California stands poised to enact the most ambitious carbon pollution reduction goal on the North American continent for the year 2030. The Golden State bears a special burden this year, the fifth of a historic and punishing drought. The drought causes water quality to degrade, surface and groundwater level to decline, and land subsidence. Ultimately, it affects agriculture and other water-sensitive land uses. The state’s huge climate-related wildfires also continue, likely signaling a more destructive new normal.
NASA’s Goddard Institute for Space Studies has declared each of the first seven months of 2016 as the warmest respective month globally since 1880, when recordkeeping began. In the US, cities, states, and regions have already begun to respond to the climate crisis. California — which constitutes the world’s sixth-largest economy — is among the first.
Yesterday, by a bipartisan vote of 47-30, the California Assembly passed Senate Bill 32 by Senator Fran Pavley (D-Agoura Hills) off the floor and back to the Senate for a procedural vote. The state currently has a target of returning to 1990 greenhouse gas emissions levels by 2020. SB 32 requires a 40% reduction by 2030.
Its companion bill, Assembly Bill 197 from Eduardo Garcia (D-Coachella), passed out of the Senate Tuesday and out of the Assembly yesterday. Says Garcia: “In my district, 6 out of 10 children have asthma. We don’t have clean air. In this context of climate change and global warming, we talk a lot about making sure we save polar bears. I want to talk about saving children and making sure they don’t have to live with dirty air.”

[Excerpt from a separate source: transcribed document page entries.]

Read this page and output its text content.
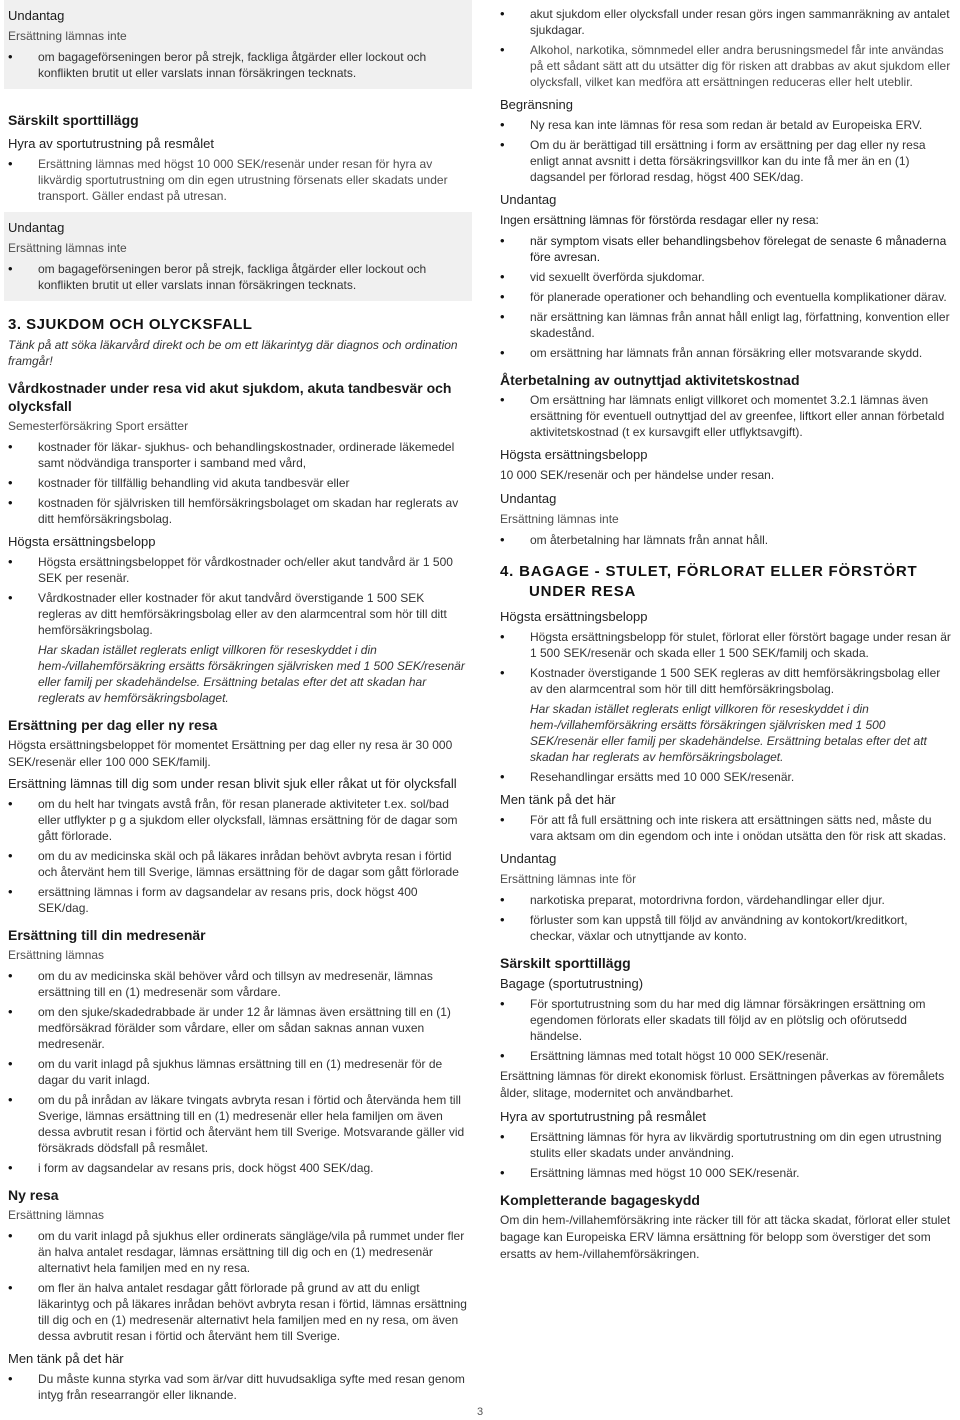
Undantag
Ersättning lämnas inte
• om bagageförseningen beror på strejk, fackliga åtgärder eller lockout och konflikten brutit ut eller varslats innan försäkringen tecknats.
Särskilt sporttillägg
Hyra av sportutrustning på resmålet
• Ersättning lämnas med högst 10 000 SEK/resenär under resan för hyra av likvärdig sportutrustning om din egen utrustning försenats eller skadats under transport. Gäller endast på utresan.
Undantag
Ersättning lämnas inte
• om bagageförseningen beror på strejk, fackliga åtgärder eller lockout och konflikten brutit ut eller varslats innan försäkringen tecknats.
3. SJUKDOM OCH OLYCKSFALL
Tänk på att söka läkarvård direkt och be om ett läkarintyg där diagnos och ordination framgår!
Vårdkostnader under resa vid akut sjukdom, akuta tandbesvär och olycksfall
Semesterförsäkring Sport ersätter
• kostnader för läkar- sjukhus- och behandlingskostnader, ordinerade läkemedel samt nödvändiga transporter i samband med vård,
• kostnader för tillfällig behandling vid akuta tandbesvär eller
• kostnaden för självrisken till hemförsäkringsbolaget om skadan har reglerats av ditt hemförsäkringsbolag.
Högsta ersättningsbelopp
• Högsta ersättningsbeloppet för vårdkostnader och/eller akut tandvård är 1 500 SEK per resenär.
• Vårdkostnader eller kostnader för akut tandvård överstigande 1 500 SEK regleras av ditt hemförsäkringsbolag eller av den alarmcentral som hör till ditt hemförsäkringsbolag.
Har skadan istället reglerats enligt villkoren för reseskyddet i din hem-/villahemförsäkring ersätts försäkringen självrisken med 1 500 SEK/resenär eller familj per skadehändelse. Ersättning betalas efter det att skadan har reglerats av hemförsäkringsbolaget.
Ersättning per dag eller ny resa
Högsta ersättningsbeloppet för momentet Ersättning per dag eller ny resa är 30 000 SEK/resenär eller 100 000 SEK/familj.
Ersättning lämnas till dig som under resan blivit sjuk eller råkat ut för olycksfall
• om du helt har tvingats avstå från, för resan planerade aktiviteter t.ex. sol/bad eller utflykter p g a sjukdom eller olycksfall, lämnas ersättning för de dagar som gått förlorade.
• om du av medicinska skäl och på läkares inrådan behövt avbryta resan i förtid och återvänt hem till Sverige, lämnas ersättning för de dagar som gått förlorade
• ersättning lämnas i form av dagsandelar av resans pris, dock högst 400 SEK/dag.
Ersättning till din medresenär
Ersättning lämnas
• om du av medicinska skäl behöver vård och tillsyn av medresenär, lämnas ersättning till en (1) medresenär som vårdare.
• om den sjuke/skadedrabbade är under 12 år lämnas även ersättning till en (1) medförsäkrad förälder som vårdare, eller om sådan saknas annan vuxen medresenär.
• om du varit inlagd på sjukhus lämnas ersättning till en (1) medresenär för de dagar du varit inlagd.
• om du på inrådan av läkare tvingats avbryta resan i förtid och återvända hem till Sverige, lämnas ersättning till en (1) medresenär eller hela familjen om även dessa avbrutit resan i förtid och återvänt hem till Sverige. Motsvarande gäller vid försäkrads dödsfall på resmålet.
• i form av dagsandelar av resans pris, dock högst 400 SEK/dag.
Ny resa
Ersättning lämnas
• om du varit inlagd på sjukhus eller ordinerats sängläge/vila på rummet under fler än halva antalet resdagar, lämnas ersättning till dig och en (1) medresenär alternativt hela familjen med en ny resa.
• om fler än halva antalet resdagar gått förlorade på grund av att du enligt läkarintyg och på läkares inrådan behövt avbryta resan i förtid, lämnas ersättning till dig och en (1) medresenär alternativt hela familjen med en ny resa, om även dessa avbrutit resan i förtid och återvänt hem till Sverige.
Men tänk på det här
• Du måste kunna styrka vad som är/var ditt huvudsakliga syfte med resan genom intyg från researrangör eller liknande.
• akut sjukdom eller olycksfall under resan görs ingen sammanräkning av antalet sjukdagar.
• Alkohol, narkotika, sömnmedel eller andra berusningsmedel får inte användas på ett sådant sätt att du utsätter dig för risken att drabbas av akut sjukdom eller olycksfall, vilket kan medföra att ersättningen reduceras eller helt uteblir.
Begränsning
• Ny resa kan inte lämnas för resa som redan är betald av Europeiska ERV.
• Om du är berättigad till ersättning i form av ersättning per dag eller ny resa enligt annat avsnitt i detta försäkringsvillkor kan du inte få mer än en (1) dagsandel per förlorad resdag, högst 400 SEK/dag.
Undantag
Ingen ersättning lämnas för förstörda resdagar eller ny resa:
• när symptom visats eller behandlingsbehov förelegat de senaste 6 månaderna före avresan.
• vid sexuellt överförda sjukdomar.
• för planerade operationer och behandling och eventuella komplikationer därav.
• när ersättning kan lämnas från annat håll enligt lag, författning, konvention eller skadestånd.
• om ersättning har lämnats från annan försäkring eller motsvarande skydd.
Återbetalning av outnyttjad aktivitetskostnad
• Om ersättning har lämnats enligt villkoret och momentet 3.2.1 lämnas även ersättning för eventuell outnyttjad del av greenfee, liftkort eller annan förbetald aktivitetskostnad (t ex kursavgift eller utflyktsavgift).
Högsta ersättningsbelopp
10 000 SEK/resenär och per händelse under resan.
Undantag
Ersättning lämnas inte
• om återbetalning har lämnats från annat håll.
4. BAGAGE - STULET, FÖRLORAT ELLER FÖRSTÖRT UNDER RESA
Högsta ersättningsbelopp
• Högsta ersättningsbelopp för stulet, förlorat eller förstört bagage under resan är 1 500 SEK/resenär och skada eller 1 500 SEK/familj och skada.
• Kostnader överstigande 1 500 SEK regleras av ditt hemförsäkringsbolag eller av den alarmcentral som hör till ditt hemförsäkringsbolag.
Har skadan istället reglerats enligt villkoren för reseskyddet i din hem-/villahemförsäkring ersätts försäkringen självrisken med 1 500 SEK/resenär eller familj per skadehändelse. Ersättning betalas efter det att skadan har reglerats av hemförsäkringsbolaget.
• Resehandlingar ersätts med 10 000 SEK/resenär.
Men tänk på det här
• För att få full ersättning och inte riskera att ersättningen sätts ned, måste du vara aktsam om din egendom och inte i onödan utsätta den för risk att skadas.
Undantag
Ersättning lämnas inte för
• narkotiska preparat, motordrivna fordon, värdehandlingar eller djur.
• förluster som kan uppstå till följd av användning av kontokort/kreditkort, checkar, växlar och utnyttjande av konto.
Särskilt sporttillägg
Bagage (sportutrustning)
• För sportutrustning som du har med dig lämnar försäkringen ersättning om egendomen förlorats eller skadats till följd av en plötslig och oförutsedd händelse.
• Ersättning lämnas med totalt högst 10 000 SEK/resenär.
Ersättning lämnas för direkt ekonomisk förlust. Ersättningen påverkas av föremålets ålder, slitage, modernitet och användbarhet.
Hyra av sportutrustning på resmålet
• Ersättning lämnas för hyra av likvärdig sportutrustning om din egen utrustning stulits eller skadats under användning.
• Ersättning lämnas med högst 10 000 SEK/resenär.
Kompletterande bagageskydd
Om din hem-/villahemförsäkring inte räcker till för att täcka skadat, förlorat eller stulet bagage kan Europeiska ERV lämna ersättning för belopp som överstiger det som ersatts av hem-/villahemförsäkringen.
3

More than a dozen assembly members flipped votes this year to support the AB 197 California carbon reductions bill. It is now on its way to Governor Jerry Brown for signature. Here’s Governor Brown discussing climate change at the recent Democratic National Convention in Philadelphia (video here).
Together, these bills specify the most aggressive emissions targets in North America. They also reconfirm the state’s emphasis on equity, transparency, and accountability. Both have bipartisan support, confirming California as a leader in climate policy. Because the measures are joined, unless both pass — which is an increasingly likely scenario — neither can become law.
While SB 32 and AB 197 have faced strenuous opposition from the petroleum industry, Governor Brown stands firm:
“[B]ig oil bought a full-page ad in the capital city’s newspaper of record to halt action on climate. [Yesterday…] the Assembly Speaker, most Democrats, and one brave Republican passed SB 32, rejecting the brazen deception of the oil lobby and their Trump-inspired allies who deny science and fight every reasonable effort to curb global warming. I look forward to signing this bill—and AB 197—when they land on my desk.”
Says Alex Jackson, legal director of the Natural Resources Defense Council’s California Climate Project:
“California has always led the way in protecting our environment and fighting climate change. And it’s poised to make climate history again…. The world is watching and California is stepping up.”
Environmental Entrepreneurs, a nonpartisan business group, recently studied proactive climate policies in the state. E2 found that these measures have injected about $48 billion into California’s economy over the past decade and helped create over half a million jobs. California carbon reductions will constitute another milestone.